Thursday, October 17, 2013

On the subject of my recent blog about funding Eclipse committers with taxes...

On the subject of my recent blog about funding Eclipse committers with taxes...

Some people have commented saying it's the worst idea they've ever heard.

GOOD!

That was kind of the point :-)

I was trying to be subtle (maybe too subtle), but the whole thing was really intended as an exercise in why I think the notion of taxation isn't going to work.

The best hope you have of getting taxation to work is to do exactly the opposite of what IMHO you should be trying to do.  I.e. in order to try to get the tax to succeed, you end up shooting yourself in the foot by making it harder to contribute, and hence you probably lose more help than you would ever gain.

My point as well was that in order to fund developers at the Eclipse Foundation, it's going to take a lot of money.  I don't think some people have been appreciating the scale of it, so the lousy idea of taxing committers hopefully illustrates that the amount of money required for even a token effort is not going to be easy to get, regardless of the source.  You can't just wave a magic wand and say "we'll ask people to donate it!"  Half a million dollars is a LOT of money.

Is there a viable way to raise the money on a recurring basis?  I honestly don't know.  I'm open to suggestions.

1 comment:

Scott Lewis said...

Hi Chris,

Like Andrew Eisenberg's comment on your posting, I agree it's obviously bad to tax *committers*, but IMHO that doesn't mean that *some* taxation of corp members is necessarily a poor choice to deal with this problem.

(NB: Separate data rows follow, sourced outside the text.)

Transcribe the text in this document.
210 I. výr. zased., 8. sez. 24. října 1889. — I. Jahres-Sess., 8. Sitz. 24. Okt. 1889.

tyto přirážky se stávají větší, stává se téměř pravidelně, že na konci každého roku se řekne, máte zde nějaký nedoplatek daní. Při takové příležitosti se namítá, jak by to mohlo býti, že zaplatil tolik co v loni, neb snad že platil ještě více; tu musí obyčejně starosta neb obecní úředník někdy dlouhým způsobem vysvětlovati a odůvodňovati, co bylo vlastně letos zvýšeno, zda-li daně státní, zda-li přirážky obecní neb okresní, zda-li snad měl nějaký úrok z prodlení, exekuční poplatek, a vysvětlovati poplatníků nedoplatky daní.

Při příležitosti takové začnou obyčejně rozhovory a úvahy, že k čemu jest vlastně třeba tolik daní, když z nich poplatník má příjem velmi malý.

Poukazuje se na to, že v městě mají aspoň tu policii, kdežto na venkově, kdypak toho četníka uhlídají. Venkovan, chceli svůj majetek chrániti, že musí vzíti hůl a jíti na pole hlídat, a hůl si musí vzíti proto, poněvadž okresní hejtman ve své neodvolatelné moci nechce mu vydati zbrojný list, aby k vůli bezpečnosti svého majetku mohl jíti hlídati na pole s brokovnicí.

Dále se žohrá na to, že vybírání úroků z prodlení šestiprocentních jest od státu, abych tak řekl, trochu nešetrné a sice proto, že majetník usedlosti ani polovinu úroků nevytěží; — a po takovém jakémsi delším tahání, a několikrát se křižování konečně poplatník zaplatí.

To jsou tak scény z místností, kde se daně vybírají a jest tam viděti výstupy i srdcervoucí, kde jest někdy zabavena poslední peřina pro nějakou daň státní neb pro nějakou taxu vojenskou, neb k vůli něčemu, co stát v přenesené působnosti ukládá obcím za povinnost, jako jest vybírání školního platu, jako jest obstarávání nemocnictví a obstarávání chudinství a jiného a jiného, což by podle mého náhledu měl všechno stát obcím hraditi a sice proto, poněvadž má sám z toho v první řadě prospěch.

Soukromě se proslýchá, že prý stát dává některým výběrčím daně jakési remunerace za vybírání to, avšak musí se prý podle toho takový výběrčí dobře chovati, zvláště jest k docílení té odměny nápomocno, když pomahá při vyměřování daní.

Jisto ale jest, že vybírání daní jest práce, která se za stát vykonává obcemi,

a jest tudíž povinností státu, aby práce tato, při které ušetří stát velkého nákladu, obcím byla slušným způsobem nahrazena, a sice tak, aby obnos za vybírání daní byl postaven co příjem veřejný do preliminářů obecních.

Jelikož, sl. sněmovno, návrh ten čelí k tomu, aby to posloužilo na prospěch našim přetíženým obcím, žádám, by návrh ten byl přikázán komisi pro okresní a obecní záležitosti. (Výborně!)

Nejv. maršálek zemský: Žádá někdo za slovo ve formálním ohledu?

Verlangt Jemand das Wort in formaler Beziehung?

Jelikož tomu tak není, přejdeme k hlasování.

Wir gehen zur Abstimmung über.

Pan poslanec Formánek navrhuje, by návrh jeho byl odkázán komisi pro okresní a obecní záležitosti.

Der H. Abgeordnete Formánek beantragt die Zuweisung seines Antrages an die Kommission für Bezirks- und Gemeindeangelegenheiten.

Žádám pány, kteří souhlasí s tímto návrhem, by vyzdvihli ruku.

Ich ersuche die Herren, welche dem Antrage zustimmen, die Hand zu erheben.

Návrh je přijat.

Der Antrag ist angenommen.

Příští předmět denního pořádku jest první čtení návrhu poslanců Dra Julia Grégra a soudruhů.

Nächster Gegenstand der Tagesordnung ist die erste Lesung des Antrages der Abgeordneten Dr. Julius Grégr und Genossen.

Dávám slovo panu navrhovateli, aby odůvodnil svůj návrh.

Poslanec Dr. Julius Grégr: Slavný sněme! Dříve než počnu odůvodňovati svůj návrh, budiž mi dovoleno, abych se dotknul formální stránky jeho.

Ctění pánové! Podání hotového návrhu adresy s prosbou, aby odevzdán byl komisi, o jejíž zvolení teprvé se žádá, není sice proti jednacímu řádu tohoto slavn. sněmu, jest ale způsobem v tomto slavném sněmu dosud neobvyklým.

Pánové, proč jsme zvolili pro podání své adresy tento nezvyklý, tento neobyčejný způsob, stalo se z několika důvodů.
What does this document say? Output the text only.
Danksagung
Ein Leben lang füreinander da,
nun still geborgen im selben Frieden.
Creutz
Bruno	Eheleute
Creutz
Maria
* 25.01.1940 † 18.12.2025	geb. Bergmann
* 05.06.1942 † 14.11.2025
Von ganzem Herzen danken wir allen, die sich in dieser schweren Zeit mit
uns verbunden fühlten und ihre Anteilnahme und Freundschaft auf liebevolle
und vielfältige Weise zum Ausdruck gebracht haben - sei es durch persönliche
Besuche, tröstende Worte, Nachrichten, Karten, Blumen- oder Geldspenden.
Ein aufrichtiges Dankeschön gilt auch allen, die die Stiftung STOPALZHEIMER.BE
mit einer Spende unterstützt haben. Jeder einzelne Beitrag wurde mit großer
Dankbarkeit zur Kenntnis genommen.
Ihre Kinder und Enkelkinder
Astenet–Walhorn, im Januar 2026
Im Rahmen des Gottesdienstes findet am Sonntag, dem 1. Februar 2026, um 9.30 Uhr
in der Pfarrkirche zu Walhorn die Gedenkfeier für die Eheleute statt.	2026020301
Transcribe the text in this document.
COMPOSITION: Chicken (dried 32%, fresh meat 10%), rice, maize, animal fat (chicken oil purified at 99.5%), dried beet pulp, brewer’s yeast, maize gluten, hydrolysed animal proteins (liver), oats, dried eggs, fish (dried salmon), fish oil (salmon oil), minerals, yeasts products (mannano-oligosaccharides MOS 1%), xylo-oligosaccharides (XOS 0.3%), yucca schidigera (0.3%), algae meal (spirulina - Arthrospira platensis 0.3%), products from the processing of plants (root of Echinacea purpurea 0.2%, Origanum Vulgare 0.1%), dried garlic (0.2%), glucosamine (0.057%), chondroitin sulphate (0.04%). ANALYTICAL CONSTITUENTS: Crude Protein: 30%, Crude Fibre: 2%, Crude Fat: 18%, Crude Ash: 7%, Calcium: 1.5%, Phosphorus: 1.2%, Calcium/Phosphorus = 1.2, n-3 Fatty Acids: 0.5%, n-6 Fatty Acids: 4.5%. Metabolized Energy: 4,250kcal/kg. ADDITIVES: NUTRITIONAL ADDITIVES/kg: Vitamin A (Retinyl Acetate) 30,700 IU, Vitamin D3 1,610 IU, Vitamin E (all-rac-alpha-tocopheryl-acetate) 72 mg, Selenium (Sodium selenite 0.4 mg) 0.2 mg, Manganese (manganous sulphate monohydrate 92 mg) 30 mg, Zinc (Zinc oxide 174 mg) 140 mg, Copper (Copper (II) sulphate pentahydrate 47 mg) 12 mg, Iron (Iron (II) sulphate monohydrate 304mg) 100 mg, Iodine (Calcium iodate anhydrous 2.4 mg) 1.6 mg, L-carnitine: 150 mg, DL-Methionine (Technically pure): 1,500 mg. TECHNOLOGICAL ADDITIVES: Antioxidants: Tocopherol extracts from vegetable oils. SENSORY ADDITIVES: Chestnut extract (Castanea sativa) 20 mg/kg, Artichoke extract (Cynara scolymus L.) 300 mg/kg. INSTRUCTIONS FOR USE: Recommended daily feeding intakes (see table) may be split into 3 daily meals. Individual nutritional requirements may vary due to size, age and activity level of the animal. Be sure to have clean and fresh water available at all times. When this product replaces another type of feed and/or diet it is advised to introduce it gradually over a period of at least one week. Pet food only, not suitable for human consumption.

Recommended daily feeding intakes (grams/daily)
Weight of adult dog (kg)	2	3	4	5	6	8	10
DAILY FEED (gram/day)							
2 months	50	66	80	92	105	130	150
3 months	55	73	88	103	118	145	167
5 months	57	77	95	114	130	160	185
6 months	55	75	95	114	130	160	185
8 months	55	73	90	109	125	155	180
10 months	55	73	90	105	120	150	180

In your response to Andrew's comment, you question whether member companies are willing to pay more money to EF. Fair enough...but I think it makes sense to at least discuss this assumption that member corps can't/wouldn't contribute more to Eclipse.

First, I think there is good reason to suspect that at least some member companies would be willing to spend more money on Eclipse...if people would be willing to actually face this maintenance problem (tragedy) rather than ignoring it.

Particularly if the connection between their support of EF/Eclipse and the prevention (or rather slowing) of the Eclipse degradation can be made more clear to member corps. I don't think that some member corps are acting responsibly. For example...several strategic members (not IBM) may pay their dues, but they decidedly don't provide 8 full-time committers as originally in the bylaws. Further, even if they *do* provide 8 full-time committers, these committers generally work on *their project only* rather than contributing to the work needs of existing/infrastructure projects.

Also...it's not necessarily the case that members would have to pay more. Perhaps rather than spending as much money on things like: EF marketing/promotion of member-owned projects, EF IP work...and other things that EF dues current go for...these dues could be explicitly redirected toward maintaining the 'commons'.